Matching face images across different modalities is a challenging open problem for various reasons, notably feature heterogeneity, and particularly in the case of sketch recognition -- abstraction, exaggeration and distortion. Existing studies have attempted to address this task by engineering invariant features, or learning a common subspace between the modalities. In this paper, we take a different approach and explore learning a mid-level representation within each domain that allows faces in each modality to be compared in a domain invariant way. In particular, we investigate sketch-photo face matching and go beyond the well-studied viewed sketches to tackle forensic sketches and caricatures where representations are often symbolic. We approach this by learning a facial attribute model independently in each domain that represents faces in terms of semantic properties. This representation is thus more invariant to heterogeneity, distortions and robust to mis-alignment.
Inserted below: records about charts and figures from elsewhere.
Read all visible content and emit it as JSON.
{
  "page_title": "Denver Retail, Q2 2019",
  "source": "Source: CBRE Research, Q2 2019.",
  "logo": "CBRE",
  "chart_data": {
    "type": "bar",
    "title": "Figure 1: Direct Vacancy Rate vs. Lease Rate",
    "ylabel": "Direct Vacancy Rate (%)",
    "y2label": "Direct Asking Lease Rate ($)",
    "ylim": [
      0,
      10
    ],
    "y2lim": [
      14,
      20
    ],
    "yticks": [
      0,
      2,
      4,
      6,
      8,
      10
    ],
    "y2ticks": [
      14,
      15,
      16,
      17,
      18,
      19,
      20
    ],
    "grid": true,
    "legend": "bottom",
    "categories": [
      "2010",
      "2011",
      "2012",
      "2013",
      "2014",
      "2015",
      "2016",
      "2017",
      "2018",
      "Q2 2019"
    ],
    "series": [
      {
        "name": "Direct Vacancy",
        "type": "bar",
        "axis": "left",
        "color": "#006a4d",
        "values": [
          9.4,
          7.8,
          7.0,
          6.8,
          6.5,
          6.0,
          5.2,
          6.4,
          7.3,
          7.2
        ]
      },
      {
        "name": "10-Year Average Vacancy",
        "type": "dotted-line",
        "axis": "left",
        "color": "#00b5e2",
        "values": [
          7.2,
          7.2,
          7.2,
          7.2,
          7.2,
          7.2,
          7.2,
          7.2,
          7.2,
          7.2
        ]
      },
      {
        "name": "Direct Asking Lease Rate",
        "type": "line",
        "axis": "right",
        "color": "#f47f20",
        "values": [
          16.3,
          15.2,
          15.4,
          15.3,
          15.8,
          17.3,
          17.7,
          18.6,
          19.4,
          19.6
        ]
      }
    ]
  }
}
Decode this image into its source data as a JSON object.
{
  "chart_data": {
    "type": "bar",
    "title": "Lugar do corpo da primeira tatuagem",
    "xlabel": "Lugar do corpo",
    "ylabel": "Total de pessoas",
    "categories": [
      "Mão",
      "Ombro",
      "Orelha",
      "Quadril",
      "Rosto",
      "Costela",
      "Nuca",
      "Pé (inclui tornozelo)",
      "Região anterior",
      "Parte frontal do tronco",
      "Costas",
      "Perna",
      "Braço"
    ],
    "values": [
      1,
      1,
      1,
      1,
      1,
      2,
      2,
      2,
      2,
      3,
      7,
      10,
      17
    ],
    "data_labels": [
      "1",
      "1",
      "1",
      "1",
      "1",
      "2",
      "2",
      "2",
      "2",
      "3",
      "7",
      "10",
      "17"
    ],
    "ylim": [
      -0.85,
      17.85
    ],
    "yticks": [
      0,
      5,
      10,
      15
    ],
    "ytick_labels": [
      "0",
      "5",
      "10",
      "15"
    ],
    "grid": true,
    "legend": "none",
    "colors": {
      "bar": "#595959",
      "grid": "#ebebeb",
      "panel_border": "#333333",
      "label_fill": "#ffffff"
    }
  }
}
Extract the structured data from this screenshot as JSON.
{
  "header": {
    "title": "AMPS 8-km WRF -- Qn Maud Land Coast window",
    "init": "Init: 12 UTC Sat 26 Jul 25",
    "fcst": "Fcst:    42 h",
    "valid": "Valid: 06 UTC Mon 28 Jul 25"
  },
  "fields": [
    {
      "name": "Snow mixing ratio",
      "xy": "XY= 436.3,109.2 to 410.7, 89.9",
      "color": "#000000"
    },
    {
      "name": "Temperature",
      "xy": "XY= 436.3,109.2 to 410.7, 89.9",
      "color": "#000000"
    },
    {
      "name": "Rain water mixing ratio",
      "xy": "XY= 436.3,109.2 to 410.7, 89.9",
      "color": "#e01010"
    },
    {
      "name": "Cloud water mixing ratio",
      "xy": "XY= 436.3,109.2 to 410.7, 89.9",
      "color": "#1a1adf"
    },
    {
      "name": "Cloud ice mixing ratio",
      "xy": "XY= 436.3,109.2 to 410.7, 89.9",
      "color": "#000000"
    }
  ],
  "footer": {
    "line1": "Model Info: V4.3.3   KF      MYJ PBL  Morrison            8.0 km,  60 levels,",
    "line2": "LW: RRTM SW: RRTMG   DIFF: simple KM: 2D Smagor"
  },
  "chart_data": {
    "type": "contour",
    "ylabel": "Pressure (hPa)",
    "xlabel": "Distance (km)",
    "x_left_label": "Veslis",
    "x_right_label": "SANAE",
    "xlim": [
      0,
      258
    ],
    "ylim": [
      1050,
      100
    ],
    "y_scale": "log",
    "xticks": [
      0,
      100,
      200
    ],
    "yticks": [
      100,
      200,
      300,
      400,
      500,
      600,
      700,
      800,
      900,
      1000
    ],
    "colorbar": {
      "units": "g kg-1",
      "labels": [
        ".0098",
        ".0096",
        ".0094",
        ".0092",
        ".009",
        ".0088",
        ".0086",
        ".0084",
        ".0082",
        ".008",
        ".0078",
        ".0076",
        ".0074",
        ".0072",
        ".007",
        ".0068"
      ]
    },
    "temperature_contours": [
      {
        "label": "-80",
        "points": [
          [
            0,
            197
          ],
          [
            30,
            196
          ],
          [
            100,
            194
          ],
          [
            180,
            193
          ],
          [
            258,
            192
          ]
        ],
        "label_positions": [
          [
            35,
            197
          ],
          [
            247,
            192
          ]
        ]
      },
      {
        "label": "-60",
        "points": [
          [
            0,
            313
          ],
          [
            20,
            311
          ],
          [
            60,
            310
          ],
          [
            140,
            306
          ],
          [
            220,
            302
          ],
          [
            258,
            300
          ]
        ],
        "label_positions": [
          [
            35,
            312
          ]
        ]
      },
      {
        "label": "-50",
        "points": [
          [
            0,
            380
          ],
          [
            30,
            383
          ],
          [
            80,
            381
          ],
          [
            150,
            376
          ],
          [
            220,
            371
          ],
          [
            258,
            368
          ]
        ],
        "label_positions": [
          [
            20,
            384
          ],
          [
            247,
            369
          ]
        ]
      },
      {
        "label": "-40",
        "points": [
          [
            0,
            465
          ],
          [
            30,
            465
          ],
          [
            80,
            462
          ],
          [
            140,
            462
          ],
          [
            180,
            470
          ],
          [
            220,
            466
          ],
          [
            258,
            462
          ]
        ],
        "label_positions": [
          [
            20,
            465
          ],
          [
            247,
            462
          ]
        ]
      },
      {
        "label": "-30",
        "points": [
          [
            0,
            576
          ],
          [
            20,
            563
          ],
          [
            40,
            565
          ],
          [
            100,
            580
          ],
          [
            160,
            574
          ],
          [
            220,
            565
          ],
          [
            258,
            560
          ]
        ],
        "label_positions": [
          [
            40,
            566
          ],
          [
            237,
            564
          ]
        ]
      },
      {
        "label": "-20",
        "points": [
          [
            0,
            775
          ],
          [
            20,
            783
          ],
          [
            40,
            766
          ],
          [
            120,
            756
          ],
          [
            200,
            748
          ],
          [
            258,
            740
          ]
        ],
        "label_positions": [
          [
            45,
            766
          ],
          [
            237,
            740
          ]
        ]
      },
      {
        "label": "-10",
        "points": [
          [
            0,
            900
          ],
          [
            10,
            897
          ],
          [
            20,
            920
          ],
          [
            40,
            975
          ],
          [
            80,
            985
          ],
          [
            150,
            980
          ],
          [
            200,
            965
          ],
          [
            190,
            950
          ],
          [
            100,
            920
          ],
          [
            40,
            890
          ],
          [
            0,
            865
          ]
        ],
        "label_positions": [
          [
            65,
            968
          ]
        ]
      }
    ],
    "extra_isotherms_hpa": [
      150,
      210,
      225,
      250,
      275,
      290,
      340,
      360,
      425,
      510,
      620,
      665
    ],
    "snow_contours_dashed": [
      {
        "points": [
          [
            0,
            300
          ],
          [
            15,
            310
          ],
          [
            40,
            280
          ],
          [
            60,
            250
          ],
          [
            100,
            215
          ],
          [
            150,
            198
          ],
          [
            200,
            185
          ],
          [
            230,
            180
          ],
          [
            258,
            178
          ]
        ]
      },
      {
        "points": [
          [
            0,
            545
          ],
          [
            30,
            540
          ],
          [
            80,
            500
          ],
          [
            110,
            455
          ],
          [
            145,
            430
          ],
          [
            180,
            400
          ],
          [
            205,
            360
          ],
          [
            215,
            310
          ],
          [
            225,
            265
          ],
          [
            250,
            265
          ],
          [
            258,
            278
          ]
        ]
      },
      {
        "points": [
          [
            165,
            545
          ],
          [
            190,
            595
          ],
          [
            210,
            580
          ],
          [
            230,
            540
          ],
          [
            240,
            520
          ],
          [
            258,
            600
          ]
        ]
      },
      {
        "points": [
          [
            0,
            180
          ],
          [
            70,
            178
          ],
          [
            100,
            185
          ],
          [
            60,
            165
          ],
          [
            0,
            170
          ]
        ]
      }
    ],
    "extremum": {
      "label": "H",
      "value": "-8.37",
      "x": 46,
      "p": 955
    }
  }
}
Our intermediate level attribute representation is then integrated synergistically with the original low-level features using CCA. Our framework shows impressive results on cross-modal matching tasks using forensic sketches, and even more challenging caricature sketches. Furthermore, we create a new dataset with 59,000 attribute annotations for evaluation and to facilitate future research.
We address the highlighted challenges in cross-modality matching of forensic sketches and caricatures to photos, by constructing a mid-level attribute representation of each facial modality. The idea is that this representation can be learned independently within each modality (thus completely avoiding any cross-modality challenge); but once learned, it is largely invariant to the cross-modal gap.
We train a bank of facial attribute detectors to produce low-dimensional semantic representation within each modality. Although the attribute representation is invariant to the cross-modal gap, it does lose some detailed information encoded by the low-level features. We therefore develop a robust synergistic representation that encodes the best of both attributes and low-level features by learning a CCA subspace that correlates the two.